Being angry when whatever or whomever you were angry about is gone really can screw you up in all sorts of ways. I know that from experience. At least now I know that my phantom physical sensations are at least the first steps toward experiencing my own body, and a connection with someone else's, in the ways I've always wanted.



That much, at least, is as clear to me now as that short, intense burst of light at the center of my field-of-vision test.










30 July 2009

Three Articles of Memory

You know that you're very, very lucky--or that you haven't much of a social life--if you actually look forward to seeing your doctor.

When you're recovering from surgery, you don't get out much, to say the least. Even though you might spend lots of time on the phone, as I have been spending, you don't get to see very many people.

Anyway, I saw Dr. Jennifer again. She is very pleased with my progress, she says, and she wants me to return in two weeks for a follow-up. I'm looking forward to it.

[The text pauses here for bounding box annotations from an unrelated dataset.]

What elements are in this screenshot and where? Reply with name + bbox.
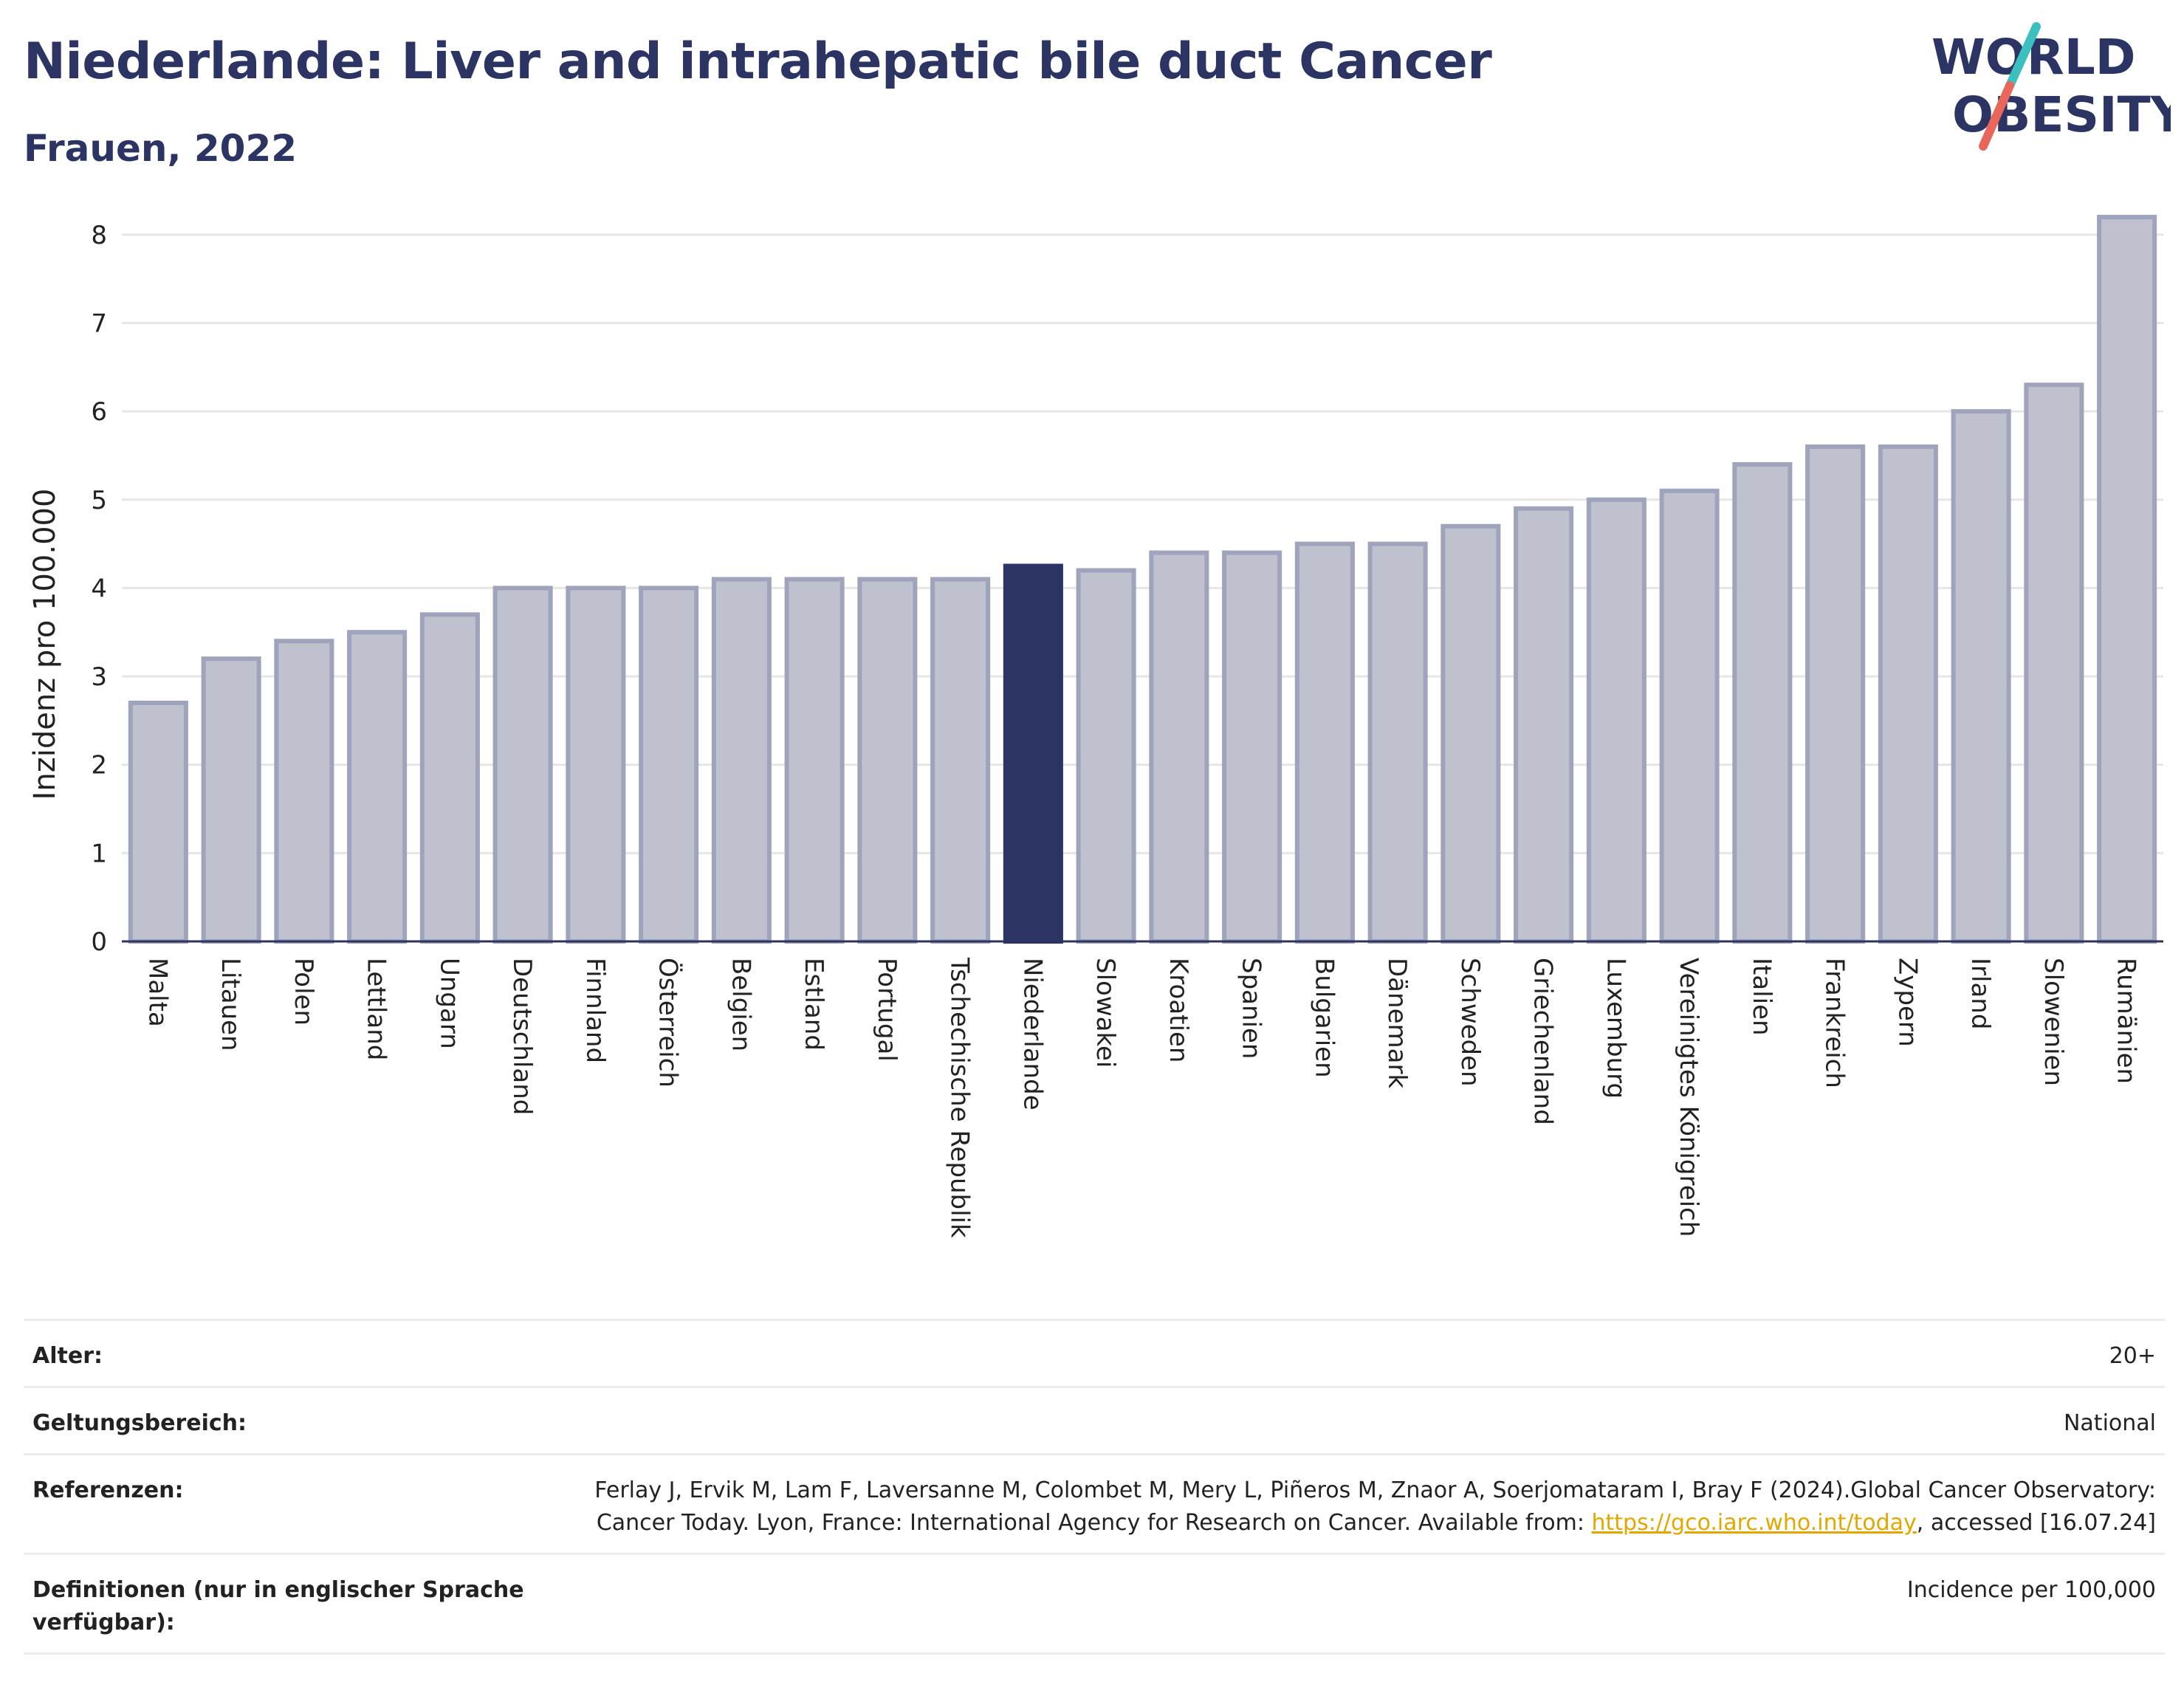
bar[interactable] [784,577,845,944]
meta-row-definitions: Definitionen (nur in englischer Sprache … [24,1553,2165,1655]
bar[interactable] [1294,541,1355,944]
x-category-label: Lettland [362,958,391,1060]
x-category-label: Litauen [216,958,245,1051]
x-category-label: Luxemburg [1601,958,1630,1099]
scope-label: Geltungsbereich: [32,1410,247,1436]
x-category-label: Tschechische Republik [945,957,975,1238]
bar[interactable] [639,586,699,944]
bar[interactable] [1076,568,1136,944]
bar[interactable] [711,577,772,944]
bar[interactable] [1659,488,1720,944]
y-axis-title: Inzidenz pro 100.000 [28,489,62,800]
x-category-label: Italien [1747,958,1776,1036]
x-category-label: Rumänien [2112,958,2141,1084]
y-tick-label: 1 [91,839,107,868]
x-category-label: Polen [289,958,318,1026]
bar-highlighted[interactable] [1003,563,1063,944]
bar[interactable] [1222,550,1282,944]
bar[interactable] [347,630,408,944]
references-label: Referenzen: [32,1477,184,1503]
x-category-label: Österreich [653,958,684,1088]
bar[interactable] [930,577,991,944]
x-category-label: Portugal [872,958,902,1062]
x-category-label: Griechenland [1528,958,1558,1125]
y-tick-label: 6 [91,397,107,427]
references-value: Ferlay J, Ervik M, Lam F, Laversanne M, … [576,1474,2156,1539]
x-category-label: Bulgarien [1309,958,1339,1078]
bar[interactable] [274,639,334,944]
x-category-label: Slowakei [1091,958,1120,1068]
x-category-label: Kroatien [1164,958,1193,1062]
bar[interactable] [201,656,261,944]
y-tick-label: 5 [91,486,107,515]
x-category-label: Spanien [1237,958,1266,1059]
logo-slash-red [1979,81,2014,151]
references-text: Ferlay J, Ervik M, Lam F, Laversanne M, … [594,1477,2156,1536]
y-tick-labels: 0 1 2 3 4 5 6 7 8 [91,221,107,957]
world-obesity-logo: WORLD OBESITY [1931,22,2171,151]
bar[interactable] [857,577,918,944]
references-link[interactable]: https://gco.iarc.who.int/today [1591,1510,1917,1536]
metadata-table: Alter: 20+ Geltungsbereich: National Ref… [24,1319,2165,1655]
x-category-label: Finnland [580,958,610,1063]
x-category-label: Frankreich [1820,958,1850,1088]
x-category-label: Irland [1965,958,1995,1029]
x-category-label: Vereinigtes Königreich [1674,958,1703,1237]
logo-slash-teal [2005,22,2041,90]
bar[interactable] [1514,506,1574,944]
y-tick-label: 2 [91,751,107,780]
definitions-value: Incidence per 100,000 [1906,1577,2156,1603]
age-value: 20+ [2109,1343,2156,1369]
bar[interactable] [1367,541,1428,944]
age-label: Alter: [32,1343,103,1369]
meta-row-scope: Geltungsbereich: National [24,1386,2165,1453]
references-accessed: , accessed [16.07.24] [1916,1510,2156,1536]
bar[interactable] [1586,497,1646,944]
bar[interactable] [1732,461,1793,944]
x-category-label: Estland [799,958,828,1051]
bars [128,214,2157,944]
x-category-label: Zypern [1892,958,1922,1047]
bar[interactable] [128,700,188,944]
y-tick-label: 8 [91,221,107,250]
bar[interactable] [1878,444,1938,944]
y-tick-label: 0 [91,927,107,957]
x-category-label: Slowenien [2039,958,2068,1086]
bar[interactable] [566,586,626,944]
bar[interactable] [1805,444,1866,944]
meta-row-references: Referenzen: Ferlay J, Ervik M, Lam F, La… [24,1453,2165,1553]
y-tick-label: 3 [91,662,107,692]
meta-row-age: Alter: 20+ [24,1319,2165,1386]
bar[interactable] [1951,409,2011,944]
x-category-label: Niederlande [1017,958,1047,1110]
bar[interactable] [1149,550,1209,944]
bar[interactable] [1440,523,1501,944]
x-category-label: Ungarn [434,958,464,1049]
x-category-label: Deutschland [507,958,537,1115]
bar[interactable] [2024,382,2084,944]
y-tick-label: 7 [91,309,107,339]
bar[interactable] [492,586,553,944]
scope-value: National [2063,1410,2156,1436]
bar[interactable] [2097,214,2157,944]
bar-chart: 0 1 2 3 4 5 6 7 8 Malta Litauen Polen Lettland Ungar… [28,214,2163,1238]
x-category-label: Dänemark [1382,958,1412,1088]
bar[interactable] [419,612,480,944]
x-category-label: Belgien [726,958,755,1051]
definitions-label: Definitionen (nur in englischer Sprache … [32,1577,524,1635]
x-category-label: Malta [142,958,172,1027]
x-category-label: Schweden [1455,958,1485,1087]
page-subtitle: Frauen, 2022 [24,127,298,170]
y-tick-label: 4 [91,574,107,603]
x-category-labels: Malta Litauen Polen Lettland Ungarn Deutschla… [142,957,2140,1238]
page-title: Niederlande: Liver and intrahepatic bile… [24,32,1492,91]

As for the part about being lucky: I get to see Dr. Jennifer. I was mentored, and had my surgery done by Marci. I've talked to Mom and Millie every day, and to other people along the way.

And I am having these experiences at this point in my life, at this point in history. I was reminded of the latter when, after my visit with Dr. Jennifer, I walked around in the Village and stopped in the LGBT Community Center of New York.

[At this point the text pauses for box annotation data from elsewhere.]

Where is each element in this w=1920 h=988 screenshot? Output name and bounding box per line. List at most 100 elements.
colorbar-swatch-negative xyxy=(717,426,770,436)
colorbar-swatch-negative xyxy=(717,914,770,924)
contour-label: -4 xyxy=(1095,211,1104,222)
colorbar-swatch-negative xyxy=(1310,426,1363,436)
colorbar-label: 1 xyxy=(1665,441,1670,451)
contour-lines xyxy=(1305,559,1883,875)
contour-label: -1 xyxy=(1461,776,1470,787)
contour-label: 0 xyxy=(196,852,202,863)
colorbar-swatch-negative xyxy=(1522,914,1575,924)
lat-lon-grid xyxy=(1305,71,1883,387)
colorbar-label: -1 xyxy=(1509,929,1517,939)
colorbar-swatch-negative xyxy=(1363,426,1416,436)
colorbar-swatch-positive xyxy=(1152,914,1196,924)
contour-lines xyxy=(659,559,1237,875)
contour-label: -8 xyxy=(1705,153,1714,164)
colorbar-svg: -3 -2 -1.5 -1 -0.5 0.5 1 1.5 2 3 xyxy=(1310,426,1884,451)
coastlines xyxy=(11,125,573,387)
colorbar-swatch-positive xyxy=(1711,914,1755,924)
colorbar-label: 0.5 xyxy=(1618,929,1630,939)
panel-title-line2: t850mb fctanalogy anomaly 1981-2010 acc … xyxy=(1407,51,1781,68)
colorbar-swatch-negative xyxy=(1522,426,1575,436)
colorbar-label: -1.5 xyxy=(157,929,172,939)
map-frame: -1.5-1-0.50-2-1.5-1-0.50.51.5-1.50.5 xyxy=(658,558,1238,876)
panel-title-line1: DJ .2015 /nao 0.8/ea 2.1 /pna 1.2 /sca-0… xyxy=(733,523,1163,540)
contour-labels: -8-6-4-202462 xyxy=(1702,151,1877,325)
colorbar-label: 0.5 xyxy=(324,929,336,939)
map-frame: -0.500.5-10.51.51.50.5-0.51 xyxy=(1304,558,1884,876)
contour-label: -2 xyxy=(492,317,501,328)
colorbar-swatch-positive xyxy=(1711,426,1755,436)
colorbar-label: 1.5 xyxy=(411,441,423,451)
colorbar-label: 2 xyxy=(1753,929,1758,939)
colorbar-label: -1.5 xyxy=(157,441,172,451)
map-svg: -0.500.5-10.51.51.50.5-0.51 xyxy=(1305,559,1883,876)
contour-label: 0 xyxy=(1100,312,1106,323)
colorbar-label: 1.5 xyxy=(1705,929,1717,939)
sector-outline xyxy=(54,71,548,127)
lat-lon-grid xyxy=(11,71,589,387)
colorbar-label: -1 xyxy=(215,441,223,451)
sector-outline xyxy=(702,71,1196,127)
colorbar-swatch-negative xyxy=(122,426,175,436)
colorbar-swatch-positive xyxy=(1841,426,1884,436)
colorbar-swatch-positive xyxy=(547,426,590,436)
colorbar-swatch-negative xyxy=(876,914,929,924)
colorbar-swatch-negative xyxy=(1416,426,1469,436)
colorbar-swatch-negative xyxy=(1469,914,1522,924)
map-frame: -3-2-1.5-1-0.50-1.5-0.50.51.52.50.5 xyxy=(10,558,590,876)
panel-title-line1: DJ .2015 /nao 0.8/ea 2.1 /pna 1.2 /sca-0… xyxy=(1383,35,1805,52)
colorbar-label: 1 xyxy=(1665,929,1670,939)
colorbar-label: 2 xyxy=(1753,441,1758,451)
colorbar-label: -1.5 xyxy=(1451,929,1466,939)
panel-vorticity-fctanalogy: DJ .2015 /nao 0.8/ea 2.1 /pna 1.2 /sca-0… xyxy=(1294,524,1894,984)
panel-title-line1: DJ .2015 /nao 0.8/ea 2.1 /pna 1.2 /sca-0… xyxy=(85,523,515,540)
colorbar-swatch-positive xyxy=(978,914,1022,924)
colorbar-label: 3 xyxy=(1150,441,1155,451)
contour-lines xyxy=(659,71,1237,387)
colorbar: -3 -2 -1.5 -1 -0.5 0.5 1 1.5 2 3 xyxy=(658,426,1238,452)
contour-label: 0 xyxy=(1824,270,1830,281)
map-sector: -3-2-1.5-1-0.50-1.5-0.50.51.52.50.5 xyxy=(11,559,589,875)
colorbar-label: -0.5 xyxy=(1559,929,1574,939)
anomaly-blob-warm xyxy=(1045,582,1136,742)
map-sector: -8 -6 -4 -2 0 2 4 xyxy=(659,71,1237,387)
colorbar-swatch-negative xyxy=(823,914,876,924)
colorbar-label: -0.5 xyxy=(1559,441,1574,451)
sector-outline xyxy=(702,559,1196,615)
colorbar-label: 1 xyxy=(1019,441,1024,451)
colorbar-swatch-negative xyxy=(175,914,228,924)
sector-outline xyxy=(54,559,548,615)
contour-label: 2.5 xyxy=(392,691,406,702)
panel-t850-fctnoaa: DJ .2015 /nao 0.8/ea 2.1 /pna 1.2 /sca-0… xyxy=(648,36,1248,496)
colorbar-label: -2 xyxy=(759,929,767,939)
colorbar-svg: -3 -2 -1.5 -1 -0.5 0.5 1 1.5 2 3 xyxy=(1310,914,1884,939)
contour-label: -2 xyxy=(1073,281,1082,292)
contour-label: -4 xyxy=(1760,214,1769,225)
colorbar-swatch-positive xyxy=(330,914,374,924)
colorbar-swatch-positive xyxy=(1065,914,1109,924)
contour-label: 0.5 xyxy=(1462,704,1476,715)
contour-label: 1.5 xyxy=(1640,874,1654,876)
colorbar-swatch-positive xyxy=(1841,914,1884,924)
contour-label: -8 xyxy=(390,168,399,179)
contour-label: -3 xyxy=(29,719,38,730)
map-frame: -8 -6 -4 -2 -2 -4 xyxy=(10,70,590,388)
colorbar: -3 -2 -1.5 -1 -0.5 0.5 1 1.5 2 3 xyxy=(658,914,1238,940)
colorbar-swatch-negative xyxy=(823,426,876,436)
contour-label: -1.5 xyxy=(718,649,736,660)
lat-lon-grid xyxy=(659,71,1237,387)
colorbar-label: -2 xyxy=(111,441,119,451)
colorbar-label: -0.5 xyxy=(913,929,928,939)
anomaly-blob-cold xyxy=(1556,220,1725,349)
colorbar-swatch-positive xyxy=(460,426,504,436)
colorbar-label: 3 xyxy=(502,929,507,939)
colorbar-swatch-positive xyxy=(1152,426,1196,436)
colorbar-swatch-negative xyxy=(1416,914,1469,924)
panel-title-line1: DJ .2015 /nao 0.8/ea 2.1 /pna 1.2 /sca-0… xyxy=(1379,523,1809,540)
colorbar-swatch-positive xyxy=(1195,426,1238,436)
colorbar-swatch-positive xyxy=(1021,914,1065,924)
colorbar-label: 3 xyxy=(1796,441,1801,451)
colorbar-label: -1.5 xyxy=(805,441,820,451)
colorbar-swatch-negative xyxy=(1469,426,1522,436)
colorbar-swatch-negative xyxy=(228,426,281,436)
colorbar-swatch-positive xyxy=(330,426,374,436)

It's no surprise that they're dedicated to celebrating the 40th Anniversary of the Stonewall Rebellion. All around the Center were exhibits containing photos, other kinds of artwork and copies of newspaper articles related to the history of the gay-rights movement.

One of the articles, and a photograph that accompanied it, reminded me of something that Jay told me: There was once a law that stipulated that anyone wearing fewer than three articles of gender-appropriate clothing could be arrested.

So let's see...I was wearing a feminine-cut lavender tank top, a denim skirt and..uh, let's see...oh, yes, I am wearing a girly pair of panties. Although my flip-flops were also kind of girly-looking, I'm not sure that they'd count as "gender appropriate." And we don't want to take any chances now, do we?

Seriously...under that law, there were many days when I could've been arrested. Like when I wore a bra (without padding, of course), lace panties and a garter underneath my chinos and button-down shirt. Or when I wore panties underneath one of those one-piece lycra cycling bibs.

I guess that meant that cross-dressers wore undergarments "appropriate" to their gender. I confess, I did that a few times--like the times I went "in drag" for Halloween. You have to admit, it is kind of funny to be wearing boxer shorts and a wife-beater underneath a dress. At least I was never strip-searched.

But lots of people were. Jay remembers. It's amazing to think that within my lifetime, places like New York still had laws on the books that were remnants of the Victorian era. I've told my students that when I was nine years old, interracial marriage was still illegal in Virginia and other states.

It's even more amazing, though, to think of how we were when we were younger. For me, it's still a shock to think that a little more than three weeks ago, my body was different. Yet I cannot imagine it; I cannot imagine my body any other way but the way it is now.

And people too young to remember the days of Stonewall and Jim Crow laws cannot imagine that sort of world: the one of which people like me and Jay still have memories.

Of course, we do not want people to forget history. I myself don't want to forget what I've experienced of it, such as it is. But now I wonder just how much of our own pasts we must remember, and which things are important.

I guess that will all become clearer in time.